La legislación salvadoreña permite establecer límites y aplicar disciplina, pero exige que la crianza respete la integridad y el buen trato de la niñez. Los padres, madres y cuidadores no deben utilizar golpes u otras acciones violentas como método par...
La legislación salvadoreña permite establecer límites y aplicar disciplina, pero exige que la crianza respete la integridad y el buen trato de la niñez.
Los padres, madres y cuidadores no deben utilizar golpes u otras acciones violentas como método para corregir a sus hijos en El Salvador. La Ley Crecer Juntos establece que los límites y las normas deben aplicarse mediante pautas no violentas, acordes con la edad, madurez y desarrollo de cada niña, niño o adolescente.
El artículo 62 reconoce el derecho a la integridad física, psicológica, cultural, moral, emocional y sexual. La disposición obliga a quienes tengan temporal o permanentemente a un menor bajo su responsabilidad a emplear métodos que no involucren violencia.
El artículo 63 complementa esa protección al reconocer el derecho al buen trato. La norma señala que madres, padres o responsables deben brindar orientación, guía, trato digno y disciplina bajo un cuidado cariñoso y sensible, con respeto mutuo y educación positiva.

¿Qué se considera violencia física?
La Ley Contra la Violencia Intrafamiliar define en su artículo 3 la violencia física como las acciones, comportamientos u omisiones que amenazan o lesionan la integridad física de una persona.
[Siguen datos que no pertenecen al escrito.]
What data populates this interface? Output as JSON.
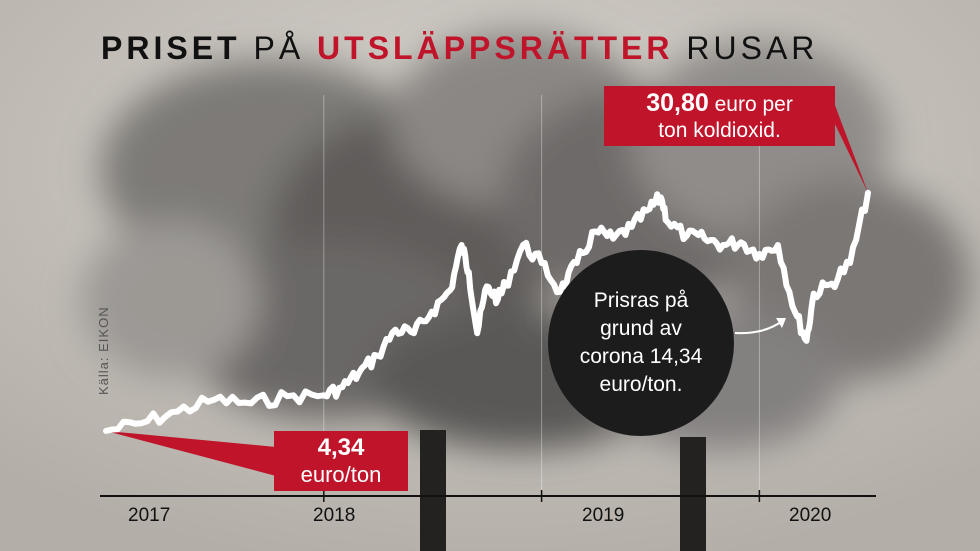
{
  "title": {
    "part1": "PRISET",
    "part2": "PÅ",
    "part3": "UTSLÄPPSRÄTTER",
    "part4": "RUSAR"
  },
  "source": "Källa: EIKON",
  "colors": {
    "accent": "#c0142a",
    "line": "#ffffff",
    "circle": "#1c1c1c"
  },
  "annotations": {
    "start_value": "4,34",
    "start_unit": "euro/ton",
    "peak_value": "30,80",
    "peak_line1": "euro per",
    "peak_line2": "ton koldioxid.",
    "drop_text": "Prisras på grund av corona 14,34 euro/ton."
  },
  "chart_data": {
    "type": "line",
    "title": "PRISET PÅ UTSLÄPPSRÄTTER RUSAR",
    "xlabel": "",
    "ylabel": "",
    "unit": "euro/ton",
    "x_ticks": [
      "2017",
      "2018",
      "2019",
      "2020"
    ],
    "xlim": [
      "2017-01",
      "2020-07"
    ],
    "ylim": [
      0,
      40
    ],
    "grid": true,
    "series": [
      {
        "values": [
          [
            "2017-01",
            4.34
          ],
          [
            "2017-03",
            5.2
          ],
          [
            "2017-05",
            6.5
          ],
          [
            "2017-07",
            7.8
          ],
          [
            "2017-09",
            7.4
          ],
          [
            "2017-11",
            8.2
          ],
          [
            "2018-01",
            8.3
          ],
          [
            "2018-02",
            9.2
          ],
          [
            "2018-03",
            10.8
          ],
          [
            "2018-04",
            12.7
          ],
          [
            "2018-05",
            15.6
          ],
          [
            "2018-06",
            15.2
          ],
          [
            "2018-07",
            17.6
          ],
          [
            "2018-08",
            20.0
          ],
          [
            "2018-08-20",
            25.0
          ],
          [
            "2018-09",
            22.0
          ],
          [
            "2018-09-15",
            15.2
          ],
          [
            "2018-10",
            20.4
          ],
          [
            "2018-10-20",
            19.0
          ],
          [
            "2018-11",
            20.5
          ],
          [
            "2018-12",
            25.0
          ],
          [
            "2019-01",
            23.0
          ],
          [
            "2019-02",
            19.8
          ],
          [
            "2019-03",
            23.0
          ],
          [
            "2019-04",
            26.5
          ],
          [
            "2019-05",
            25.7
          ],
          [
            "2019-06",
            27.0
          ],
          [
            "2019-07",
            29.0
          ],
          [
            "2019-07-20",
            30.3
          ],
          [
            "2019-08",
            27.5
          ],
          [
            "2019-09",
            26.0
          ],
          [
            "2019-10",
            25.7
          ],
          [
            "2019-11",
            25.0
          ],
          [
            "2019-12",
            25.3
          ],
          [
            "2020-01",
            24.0
          ],
          [
            "2020-02",
            25.0
          ],
          [
            "2020-03",
            17.5
          ],
          [
            "2020-03-20",
            14.34
          ],
          [
            "2020-04",
            19.6
          ],
          [
            "2020-05",
            20.7
          ],
          [
            "2020-06",
            23.0
          ],
          [
            "2020-07",
            30.8
          ]
        ]
      }
    ]
  }
}
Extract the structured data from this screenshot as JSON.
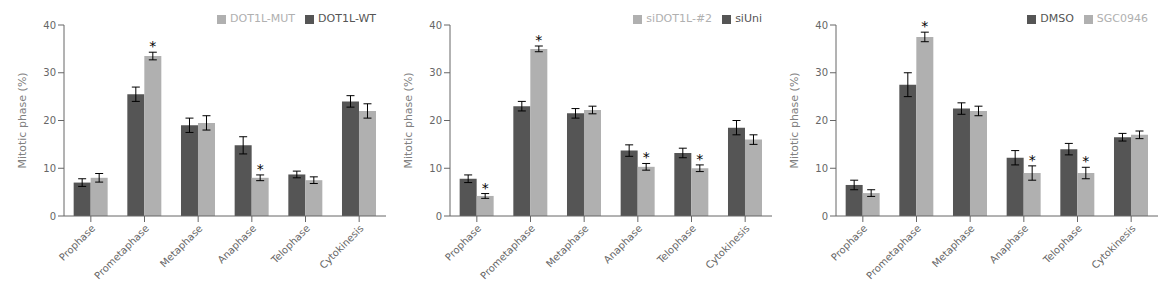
{
  "chart_data": [
    {
      "type": "bar",
      "categories": [
        "Prophase",
        "Prometaphase",
        "Metaphase",
        "Anaphase",
        "Telophase",
        "Cytokinesis"
      ],
      "series": [
        {
          "name": "DOT1L-WT",
          "color": "#555555",
          "values": [
            7.0,
            25.5,
            19.0,
            14.8,
            8.7,
            24.0
          ],
          "errors": [
            0.8,
            1.5,
            1.5,
            1.8,
            0.7,
            1.2
          ]
        },
        {
          "name": "DOT1L-MUT",
          "color": "#b0b0b0",
          "values": [
            8.0,
            33.5,
            19.5,
            8.0,
            7.5,
            22.0
          ],
          "errors": [
            0.9,
            0.8,
            1.5,
            0.6,
            0.7,
            1.5
          ]
        }
      ],
      "annotations": [
        {
          "text": "*",
          "category": "Prometaphase",
          "series": "DOT1L-MUT"
        },
        {
          "text": "*",
          "category": "Anaphase",
          "series": "DOT1L-MUT"
        }
      ],
      "ylabel": "Mitotic phase (%)",
      "ylim": [
        0,
        40
      ],
      "yticks": [
        0,
        10,
        20,
        30,
        40
      ],
      "grid": false,
      "legend": "upper right"
    },
    {
      "type": "bar",
      "categories": [
        "Prophase",
        "Prometaphase",
        "Metaphase",
        "Anaphase",
        "Telophase",
        "Cytokinesis"
      ],
      "series": [
        {
          "name": "siUni",
          "color": "#555555",
          "values": [
            7.8,
            23.0,
            21.5,
            13.7,
            13.2,
            18.5
          ],
          "errors": [
            0.8,
            1.0,
            1.0,
            1.2,
            1.0,
            1.5
          ]
        },
        {
          "name": "siDOT1L-#2",
          "color": "#b0b0b0",
          "values": [
            4.2,
            35.0,
            22.2,
            10.3,
            10.0,
            16.0
          ],
          "errors": [
            0.5,
            0.6,
            0.8,
            0.7,
            0.7,
            1.0
          ]
        }
      ],
      "annotations": [
        {
          "text": "*",
          "category": "Prophase",
          "series": "siDOT1L-#2"
        },
        {
          "text": "*",
          "category": "Prometaphase",
          "series": "siDOT1L-#2"
        },
        {
          "text": "*",
          "category": "Anaphase",
          "series": "siDOT1L-#2"
        },
        {
          "text": "*",
          "category": "Telophase",
          "series": "siDOT1L-#2"
        }
      ],
      "ylabel": "Mitotic phase (%)",
      "ylim": [
        0,
        40
      ],
      "yticks": [
        0,
        10,
        20,
        30,
        40
      ],
      "grid": false,
      "legend": "upper right"
    },
    {
      "type": "bar",
      "categories": [
        "Prophase",
        "Prometaphase",
        "Metaphase",
        "Anaphase",
        "Telophase",
        "Cytokinesis"
      ],
      "series": [
        {
          "name": "DMSO",
          "color": "#555555",
          "values": [
            6.5,
            27.5,
            22.5,
            12.2,
            14.0,
            16.5
          ],
          "errors": [
            1.0,
            2.5,
            1.2,
            1.5,
            1.2,
            0.8
          ]
        },
        {
          "name": "SGC0946",
          "color": "#b0b0b0",
          "values": [
            4.8,
            37.5,
            22.0,
            9.0,
            9.0,
            17.0
          ],
          "errors": [
            0.7,
            1.0,
            1.0,
            1.5,
            1.2,
            0.8
          ]
        }
      ],
      "annotations": [
        {
          "text": "*",
          "category": "Prometaphase",
          "series": "SGC0946"
        },
        {
          "text": "*",
          "category": "Anaphase",
          "series": "SGC0946"
        },
        {
          "text": "*",
          "category": "Telophase",
          "series": "SGC0946"
        }
      ],
      "ylabel": "Mitotic phase (%)",
      "ylim": [
        0,
        40
      ],
      "yticks": [
        0,
        10,
        20,
        30,
        40
      ],
      "grid": false,
      "legend": "upper right"
    }
  ]
}
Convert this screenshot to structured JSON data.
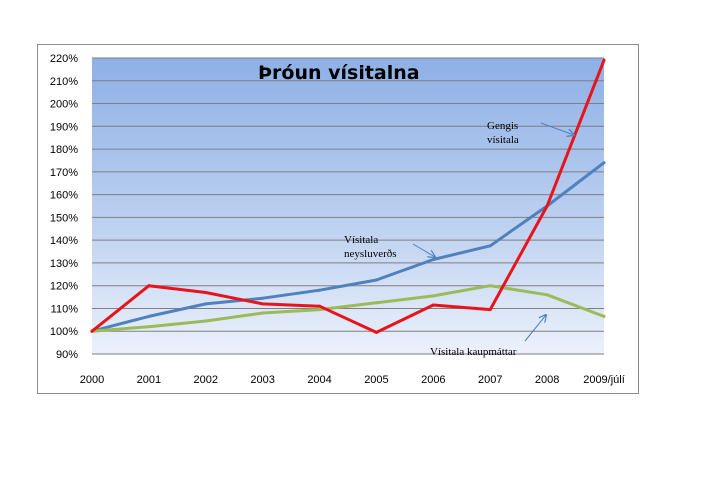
{
  "chart_data": {
    "type": "line",
    "title": "Þróun vísitalna",
    "categories": [
      "2000",
      "2001",
      "2002",
      "2003",
      "2004",
      "2005",
      "2006",
      "2007",
      "2008",
      "2009/júlí"
    ],
    "yticks": [
      "90%",
      "100%",
      "110%",
      "120%",
      "130%",
      "140%",
      "150%",
      "160%",
      "170%",
      "180%",
      "190%",
      "200%",
      "210%",
      "220%"
    ],
    "ylim": [
      90,
      220
    ],
    "grid": true,
    "series": [
      {
        "name": "Vísitala neysluverðs",
        "color": "#4f81bd",
        "values": [
          100,
          106.5,
          112,
          114.5,
          118,
          122.5,
          131.5,
          137.5,
          155,
          174
        ]
      },
      {
        "name": "Vísitala kaupmáttar",
        "color": "#9bbb59",
        "values": [
          100,
          102,
          104.5,
          108,
          109.5,
          112.5,
          115.5,
          120,
          116,
          106.5
        ]
      },
      {
        "name": "Gengis vísitala",
        "color": "#e8141c",
        "values": [
          100,
          120,
          117,
          112,
          111,
          99.5,
          111.5,
          109.5,
          155,
          219
        ]
      }
    ],
    "annotations": [
      {
        "lines": [
          "Gengis",
          "vísitala"
        ],
        "series": "Gengis vísitala"
      },
      {
        "lines": [
          "Vísitala",
          "neysluverðs"
        ],
        "series": "Vísitala neysluverðs"
      },
      {
        "lines": [
          "Vísitala kaupmáttar"
        ],
        "series": "Vísitala kaupmáttar"
      }
    ]
  }
}
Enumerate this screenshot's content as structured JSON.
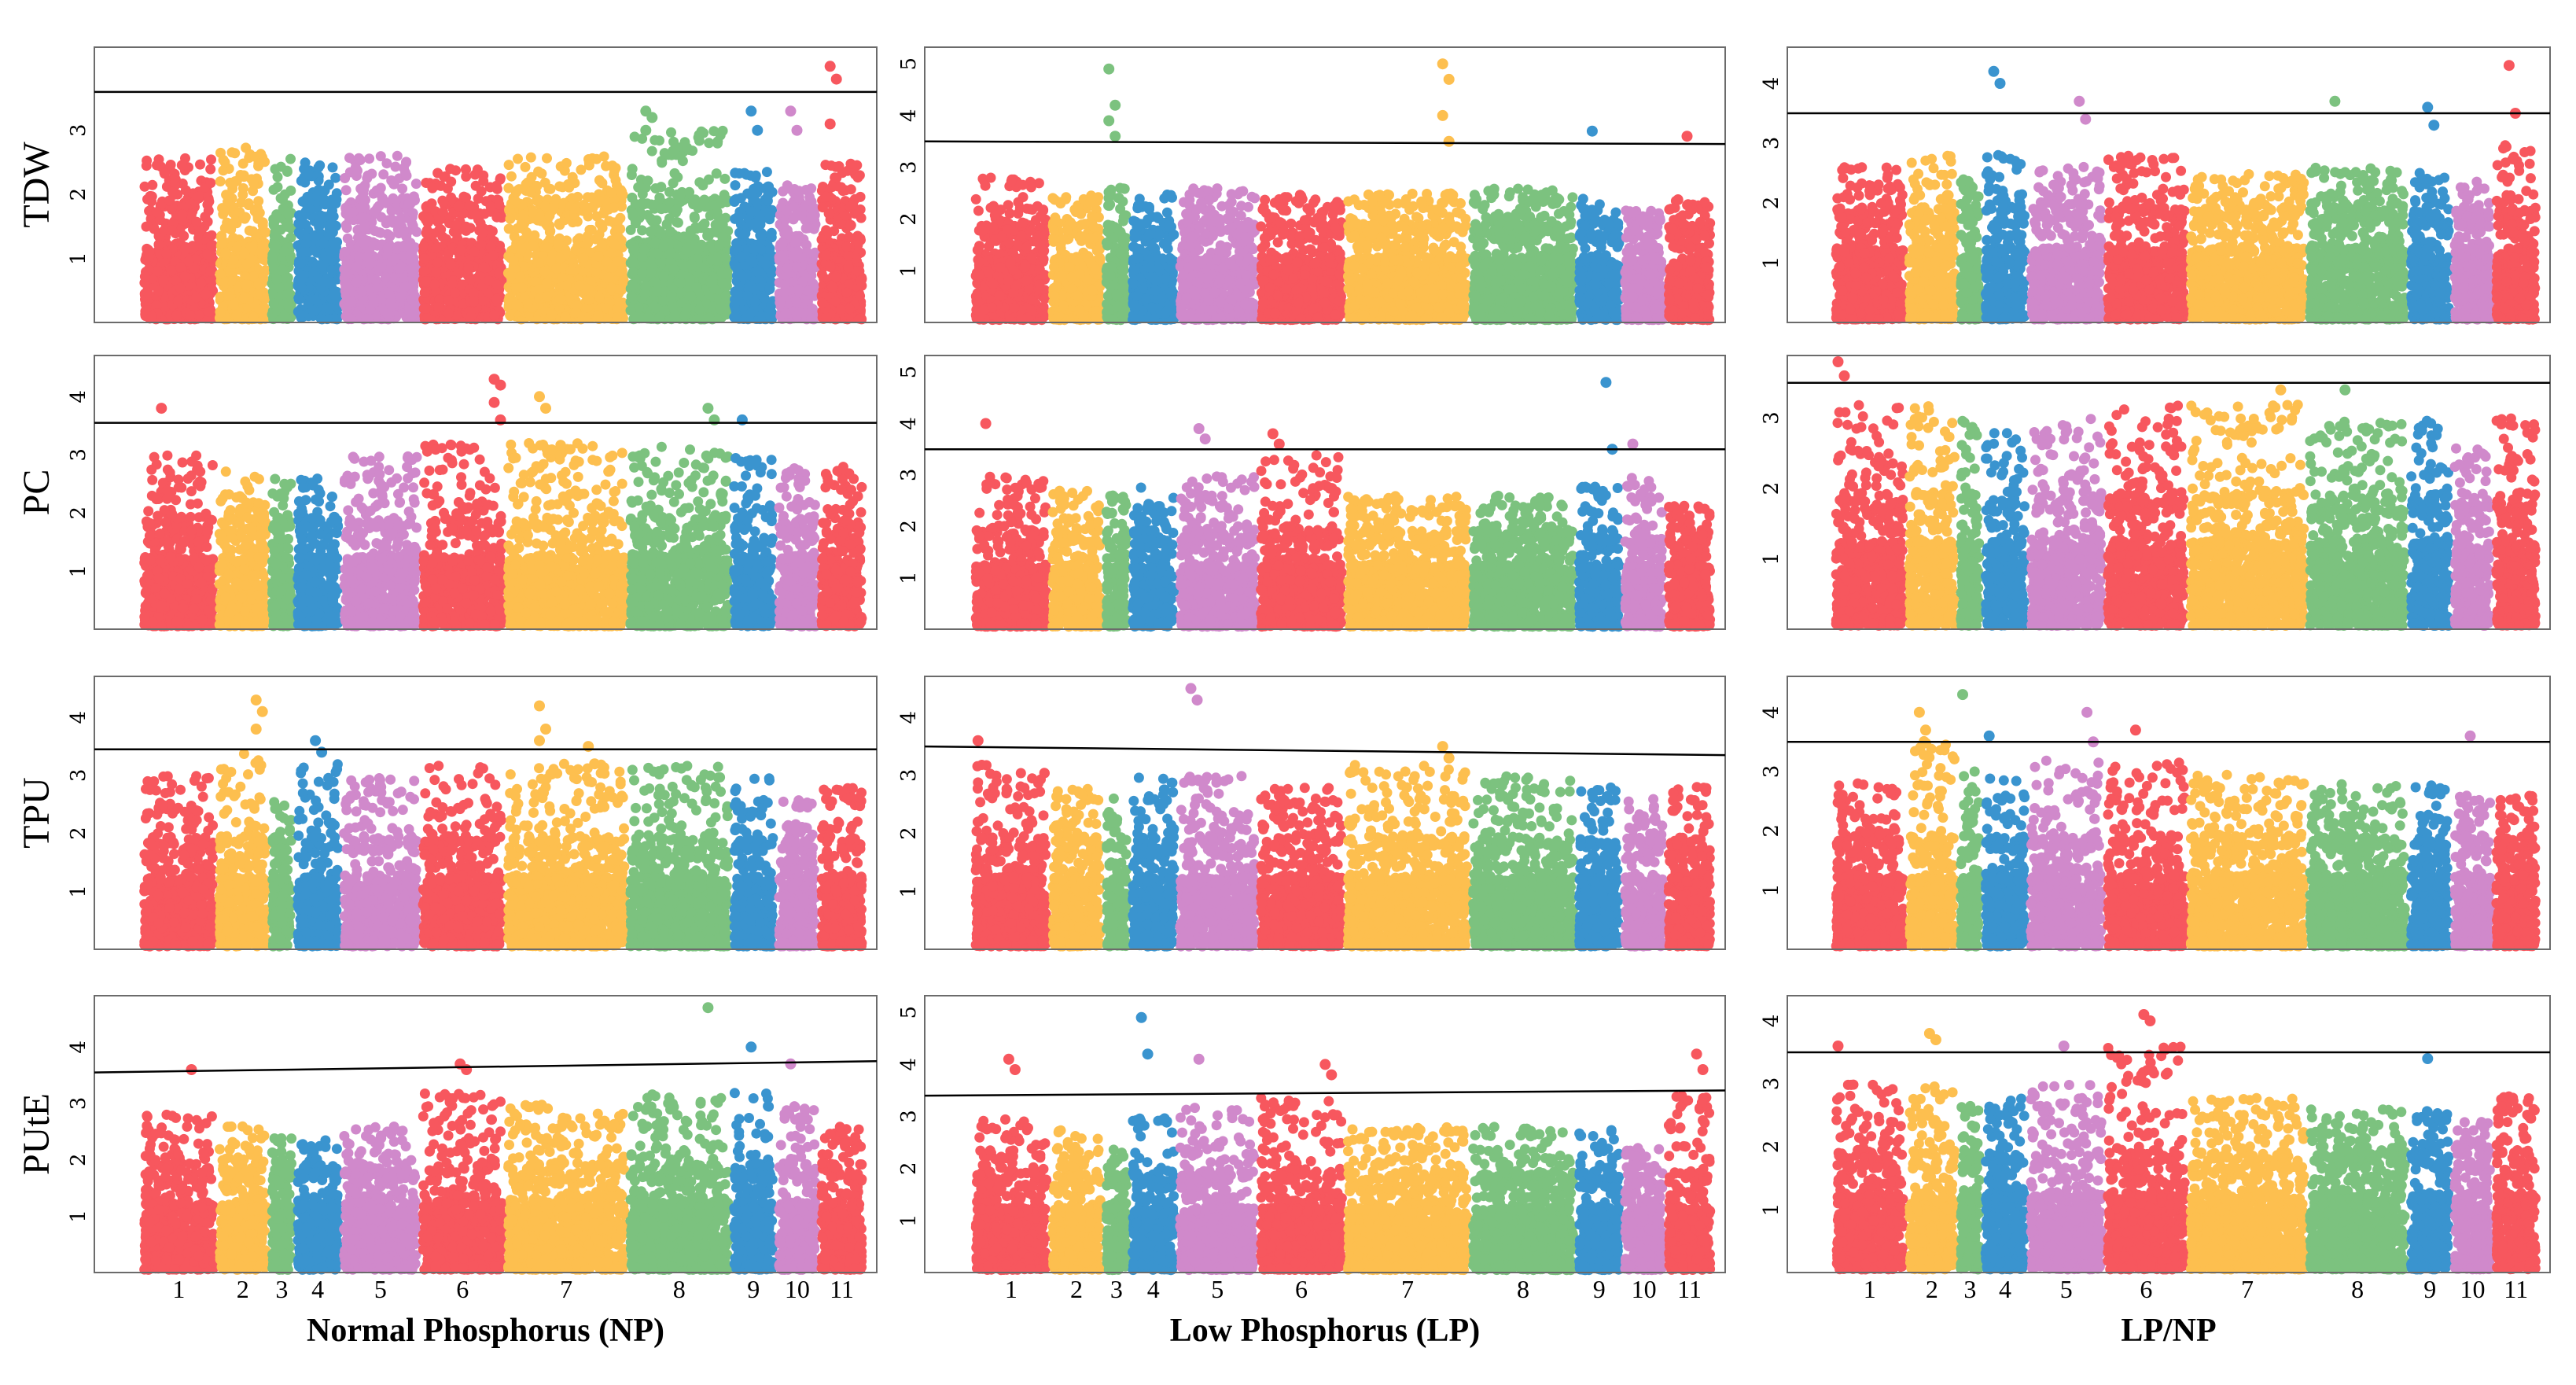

También considera violencia intrafamiliar cualquier acción u omisión que cause daño o sufrimiento físico, sexual o psicológico dentro de la familia.
La misma ley dispone en el artículo 1, literal d) una protección especial para niñas, niños y adolescentes, debido a la desigualdad de poder que puede existir entre las personas que integran una familia. Además, el artículo 2, literales a) y c) incluye entre sus principios el respeto a la vida, la dignidad y la integridad física y psicológica.
Consecuencias del castigo físico en la crianza
UNICEF Uruguay explica que, antes de recibir un golpe, niñas, niños y adolescentes pueden experimentar miedo intenso al anticipar la agresión. Después aparecen el dolor físico, el impacto emocional y la sensación de impotencia ante la ira de la persona adulta responsable.
Como respuesta a estas experiencias, algunos menores desarrollan obediencia extrema, mientras otros adoptan comportamientos violentos. El organismo advierte que ese aprendizaje puede trasladarse a la escuela y la comunidad, al interpretar la violencia como una forma válida de resolver problemas.
Las humillaciones y los insultos también pueden influir en la manera en que un menor construye su identidad. Debido al vínculo afectivo y de confianza con sus cuidadores, puede asumir las expresiones degradantes como una descripción verdadera de su personalidad o capacidad.

UNICEF sostiene que la violencia física o psicológica no enseña a comportarse adecuadamente, sino a evitar el castigo. La exposición reiterada también puede repercutir en el desarrollo físico, cognitivo, emocional y social.
Entre las consecuencias señaladas se encuentran:
- Baja autoestima y sentimientos de inferioridad.
- Sensación de abandono, soledad o falta de afecto.
- Ansiedad, angustia y depresión.
- Dificultades para resolver conflictos mediante el diálogo.
- Problemas en la percepción personal, al desarrollar una imagen negativa de sí mismos.